I have to be able to save myself, but I don’t know how with all of these factors looming over me.
I’m just so scared.
My mom’s funeral service went well. It was simple and small. I’m glad we went why the mortuary I picked. It is a smaller place, so it didn’t feel so empty.
My sister left the day after. As much as I love my sister, I’m glad she left. We have different ways of dealing with things and I really needed some alone time.
I saw my aunt on Saturday for like an hour. She was going to help me with the thank you cards, but I finished those on Friday.
I also switched my mom’s phone to a second line on my phone. It’s not fully set up, but should be okay to have for a few months. I’m going to do the same wuth the house phone, once I find a current bill. We’ve had our house number ever since before there were 7 digit phone numbers. I’m not ready to part with that yet.
I took a day for myself on Sunday. I slept for 12 hours, which was great.
My sister wants me to talk to a grief counselor, but I haven’t had the chance to do anything like that yet.
I overslept today and didn’t get as much done as I wanted too. I was able to meet with my former coworker Xan for lunch yesterday, which was nice. I just felt bad that I’m so depressed that I wasn’t able to be my normal cheerful self, but he understood.

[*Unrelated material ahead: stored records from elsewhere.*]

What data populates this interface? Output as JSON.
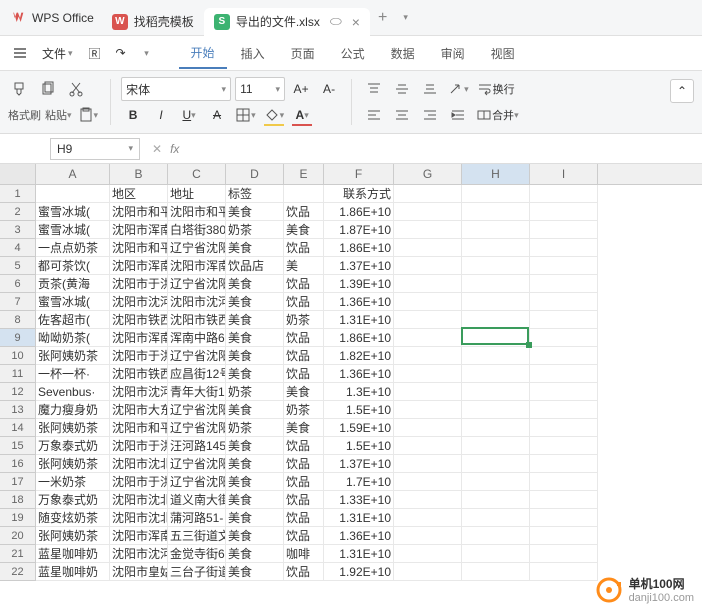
{
  "app": {
    "name": "WPS Office"
  },
  "tabs": [
    {
      "icon_bg": "#d9534f",
      "icon_text": "W",
      "label": "找稻壳模板",
      "active": false,
      "closable": false
    },
    {
      "icon_bg": "#3cb371",
      "icon_text": "S",
      "label": "导出的文件.xlsx",
      "active": true,
      "closable": true
    }
  ],
  "menubar": {
    "file": "文件",
    "items": [
      "开始",
      "插入",
      "页面",
      "公式",
      "数据",
      "审阅",
      "视图"
    ],
    "active": 0
  },
  "toolbar": {
    "format_brush": "格式刷",
    "paste": "粘贴",
    "font_name": "宋体",
    "font_size": "11",
    "wrap": "换行",
    "merge": "合并"
  },
  "refbar": {
    "cell": "H9"
  },
  "columns": [
    "A",
    "B",
    "C",
    "D",
    "E",
    "F",
    "G",
    "H",
    "I"
  ],
  "selection": {
    "row": 9,
    "col": "H"
  },
  "rows": [
    {
      "n": 1,
      "A": "",
      "B": "地区",
      "C": "地址",
      "D": "标签",
      "E": "",
      "F": "联系方式"
    },
    {
      "n": 2,
      "A": "蜜雪冰城(",
      "B": "沈阳市和平",
      "C": "沈阳市和平",
      "D": "美食",
      "E": "饮品",
      "F": "1.86E+10"
    },
    {
      "n": 3,
      "A": "蜜雪冰城(",
      "B": "沈阳市浑南",
      "C": "白塔街380",
      "D": "奶茶",
      "E": "美食",
      "F": "1.87E+10"
    },
    {
      "n": 4,
      "A": "一点点奶茶",
      "B": "沈阳市和平",
      "C": "辽宁省沈阳",
      "D": "美食",
      "E": "饮品",
      "F": "1.86E+10"
    },
    {
      "n": 5,
      "A": "都可茶饮(",
      "B": "沈阳市浑南",
      "C": "沈阳市浑南",
      "D": "饮品店",
      "E": "美",
      "F": "1.37E+10"
    },
    {
      "n": 6,
      "A": "贡茶(黄海",
      "B": "沈阳市于洪",
      "C": "辽宁省沈阳",
      "D": "美食",
      "E": "饮品",
      "F": "1.39E+10"
    },
    {
      "n": 7,
      "A": "蜜雪冰城(",
      "B": "沈阳市沈河",
      "C": "沈阳市沈河",
      "D": "美食",
      "E": "饮品",
      "F": "1.36E+10"
    },
    {
      "n": 8,
      "A": "佐客超市(",
      "B": "沈阳市铁西",
      "C": "沈阳市铁西",
      "D": "美食",
      "E": "奶茶",
      "F": "1.31E+10"
    },
    {
      "n": 9,
      "A": "呦呦奶茶(",
      "B": "沈阳市浑南",
      "C": "浑南中路6",
      "D": "美食",
      "E": "饮品",
      "F": "1.86E+10"
    },
    {
      "n": 10,
      "A": "张阿姨奶茶",
      "B": "沈阳市于洪",
      "C": "辽宁省沈阳",
      "D": "美食",
      "E": "饮品",
      "F": "1.82E+10"
    },
    {
      "n": 11,
      "A": "一杯一杯·",
      "B": "沈阳市铁西",
      "C": "应昌街12号",
      "D": "美食",
      "E": "饮品",
      "F": "1.36E+10"
    },
    {
      "n": 12,
      "A": "Sevenbus·",
      "B": "沈阳市沈河",
      "C": "青年大街1",
      "D": "奶茶",
      "E": "美食",
      "F": "1.3E+10"
    },
    {
      "n": 13,
      "A": "魔力瘦身奶",
      "B": "沈阳市大东",
      "C": "辽宁省沈阳",
      "D": "美食",
      "E": "奶茶",
      "F": "1.5E+10"
    },
    {
      "n": 14,
      "A": "张阿姨奶茶",
      "B": "沈阳市和平",
      "C": "辽宁省沈阳",
      "D": "奶茶",
      "E": "美食",
      "F": "1.59E+10"
    },
    {
      "n": 15,
      "A": "万象泰式奶",
      "B": "沈阳市于洪",
      "C": "汪河路145",
      "D": "美食",
      "E": "饮品",
      "F": "1.5E+10"
    },
    {
      "n": 16,
      "A": "张阿姨奶茶",
      "B": "沈阳市沈北",
      "C": "辽宁省沈阳",
      "D": "美食",
      "E": "饮品",
      "F": "1.37E+10"
    },
    {
      "n": 17,
      "A": "一米奶茶",
      "B": "沈阳市于洪",
      "C": "辽宁省沈阳",
      "D": "美食",
      "E": "饮品",
      "F": "1.7E+10"
    },
    {
      "n": 18,
      "A": "万象泰式奶",
      "B": "沈阳市沈北",
      "C": "道义南大街",
      "D": "美食",
      "E": "饮品",
      "F": "1.33E+10"
    },
    {
      "n": 19,
      "A": "随变炫奶茶",
      "B": "沈阳市沈北",
      "C": "蒲河路51-",
      "D": "美食",
      "E": "饮品",
      "F": "1.31E+10"
    },
    {
      "n": 20,
      "A": "张阿姨奶茶",
      "B": "沈阳市浑南",
      "C": "五三街道文",
      "D": "美食",
      "E": "饮品",
      "F": "1.36E+10"
    },
    {
      "n": 21,
      "A": "蓝星咖啡奶",
      "B": "沈阳市沈河",
      "C": "金觉寺街6",
      "D": "美食",
      "E": "咖啡",
      "F": "1.31E+10"
    },
    {
      "n": 22,
      "A": "蓝星咖啡奶",
      "B": "沈阳市皇姑",
      "C": "三台子街道",
      "D": "美食",
      "E": "饮品",
      "F": "1.92E+10"
    }
  ],
  "watermark": {
    "main": "单机100网",
    "sub": "danji100.com"
  }
}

I’ve just been feeling numb all day today. I feel like I’m on the verge of tears. I want to go to bed, but I’ve also been having trouble falling asleep – except for Saturday, since I was so exhausted.

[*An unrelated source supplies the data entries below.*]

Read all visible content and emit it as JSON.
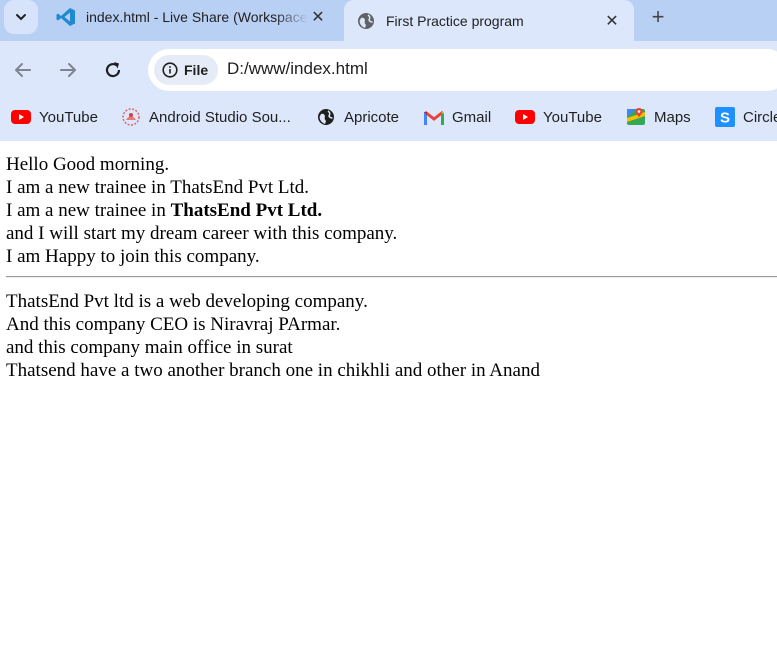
{
  "tabs": [
    {
      "title": "index.html - Live Share (Workspace)",
      "icon": "vscode-icon",
      "active": false
    },
    {
      "title": "First Practice program",
      "icon": "globe-icon",
      "active": true
    }
  ],
  "toolbar": {
    "site_chip": "File",
    "url": "D:/www/index.html"
  },
  "bookmarks": [
    {
      "label": "YouTube",
      "icon": "youtube-icon"
    },
    {
      "label": "Android Studio Sou...",
      "icon": "android-studio-icon"
    },
    {
      "label": "Apricote",
      "icon": "globe-icon"
    },
    {
      "label": "Gmail",
      "icon": "gmail-icon"
    },
    {
      "label": "YouTube",
      "icon": "youtube-icon"
    },
    {
      "label": "Maps",
      "icon": "maps-icon"
    },
    {
      "label": "Circle",
      "icon": "circle-s-icon"
    }
  ],
  "page": {
    "block1": {
      "line1": "Hello Good morning.",
      "line2": "I am a new trainee in ThatsEnd Pvt Ltd.",
      "line3_prefix": "I am a new trainee in ",
      "line3_bold": "ThatsEnd Pvt Ltd.",
      "line4": "and I will start my dream career with this company.",
      "line5": "I am Happy to join this company."
    },
    "block2": {
      "line1": "ThatsEnd Pvt ltd is a web developing company.",
      "line2": "And this company CEO is Niravraj PArmar.",
      "line3": "and this company main office in surat",
      "line4": "Thatsend have a two another branch one in chikhli and other in Anand"
    }
  }
}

I could just really use a hug right now.
My mother’s funeral is tomorrow. It will be one week since she passed. I really didn’t want to have the funeral so quickly, but my sister is leaving Friday, so……..
I can only hope that things go smoothly. The obituary hasn’t even come out in the paper yet. I haven’t had the chance to notify all those who might come yet either.
But, I have had a lot of help so things are going well so far.
Funerals are expensive. It’s disappointing how expensive they are. I really don’t know how many families can afford to have any kind of service.
I’m still just so exhausted. I really need to get to bed. We have most things covered, but still have a lot of things to do before the service.
However, I am very much looking forward to sleeping in on Saturday.
Today might be my mom’s last day on this planet.
Her breathing is irregular, her pulse rate and O2 saturation levels are hovering between 70 and 80% on 5 liters of oxygen. I gave her something for her pain and something to help calm her down a few hours ago.
It’s just so difficult seeing someone you love and care for suffering like this. I’ve let her know that things will be okay – that I will be okay. I’m glad my sister is here. I don’t know if I could handle all of this alone.
My mom has not been doing well. Her cancer metastasized to her brain. She completed her radiation treatments, but her condition has just worsened.
She went to the hospital for about a week, went to a care home for 3 days, and I brought her home for hospice today.
I was going to have her sent to hospice yesterday, but after speaking with a physician, I decided to have her sent to the ER for an evaluation. She was severely, and I mean severely, dehydrated. She received IV fluids. She improved a bit, but not much. I brought her home for hospice today.
It’s a weird decision. They’re are times where I feel like she’s getting better, and then she goes back to how she was.
I can’t help but feel guilty about it all. Like all I making the right decisions? Her quality of life isn’t going to improve.
I am glad that my sister is coming tomorrow. I just hope mom hangs on until she gets here.